Methods: The method presented is based on the Bayesian concept of assurance which, in this context, represents the unconditional probability that a diagnostic accuracy study yields sensitivity and/or specificity intervals with the desired precision. We conduct a simulation study to evaluate the performance of this approach in a variety of COVID-19 settings, and compare it to commonly used power-based methods. An accompanying interactive web application is available, which can be used by researchers to perform the sample size calculations.

Results: Results show that the Bayesian assurance method can reduce the required sample size for COVID-19 diagnostic accuracy studies, compared to standard methods, by making better use of laboratory data, without loss of performance. Increasing the size of the laboratory study can further reduce the required sample size in the diagnostic accuracy study.
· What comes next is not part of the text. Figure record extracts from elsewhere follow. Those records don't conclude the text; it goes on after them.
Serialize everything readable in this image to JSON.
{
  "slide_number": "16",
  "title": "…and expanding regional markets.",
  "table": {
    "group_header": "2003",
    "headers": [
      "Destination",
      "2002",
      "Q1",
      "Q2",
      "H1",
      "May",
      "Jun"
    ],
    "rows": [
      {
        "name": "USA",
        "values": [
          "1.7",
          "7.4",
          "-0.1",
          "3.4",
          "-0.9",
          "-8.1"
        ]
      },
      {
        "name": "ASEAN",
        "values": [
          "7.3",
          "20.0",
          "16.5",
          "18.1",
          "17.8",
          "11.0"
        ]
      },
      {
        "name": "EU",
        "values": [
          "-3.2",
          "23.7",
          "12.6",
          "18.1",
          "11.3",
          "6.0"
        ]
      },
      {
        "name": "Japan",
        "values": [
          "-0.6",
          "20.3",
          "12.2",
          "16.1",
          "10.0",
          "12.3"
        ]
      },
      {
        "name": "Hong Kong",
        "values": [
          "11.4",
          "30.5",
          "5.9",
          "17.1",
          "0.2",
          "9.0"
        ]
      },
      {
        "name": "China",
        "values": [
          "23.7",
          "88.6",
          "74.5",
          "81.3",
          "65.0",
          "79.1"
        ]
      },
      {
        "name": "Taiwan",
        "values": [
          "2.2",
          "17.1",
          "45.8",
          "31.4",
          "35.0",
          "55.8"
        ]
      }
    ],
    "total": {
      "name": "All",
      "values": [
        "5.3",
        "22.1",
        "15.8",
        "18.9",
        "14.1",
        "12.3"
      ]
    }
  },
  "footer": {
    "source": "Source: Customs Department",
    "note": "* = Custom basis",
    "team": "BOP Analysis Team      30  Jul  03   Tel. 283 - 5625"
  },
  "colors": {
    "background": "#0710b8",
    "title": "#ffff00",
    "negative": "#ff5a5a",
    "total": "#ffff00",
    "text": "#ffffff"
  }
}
Conclusions: The method considered in this paper is an important advancement for increasing the efficiency of the evidence development pathway. It has highlighted that the trade-off between lab study sample size and diagnostic accuracy study sample size should be carefully considered, since establishing an adequate lab sample size can bring longer-term gains. Although emphasis is on its use in the COVID-19 pandemic setting, where we envisage it will have the most impact, it can be usefully applied in other clinical areas.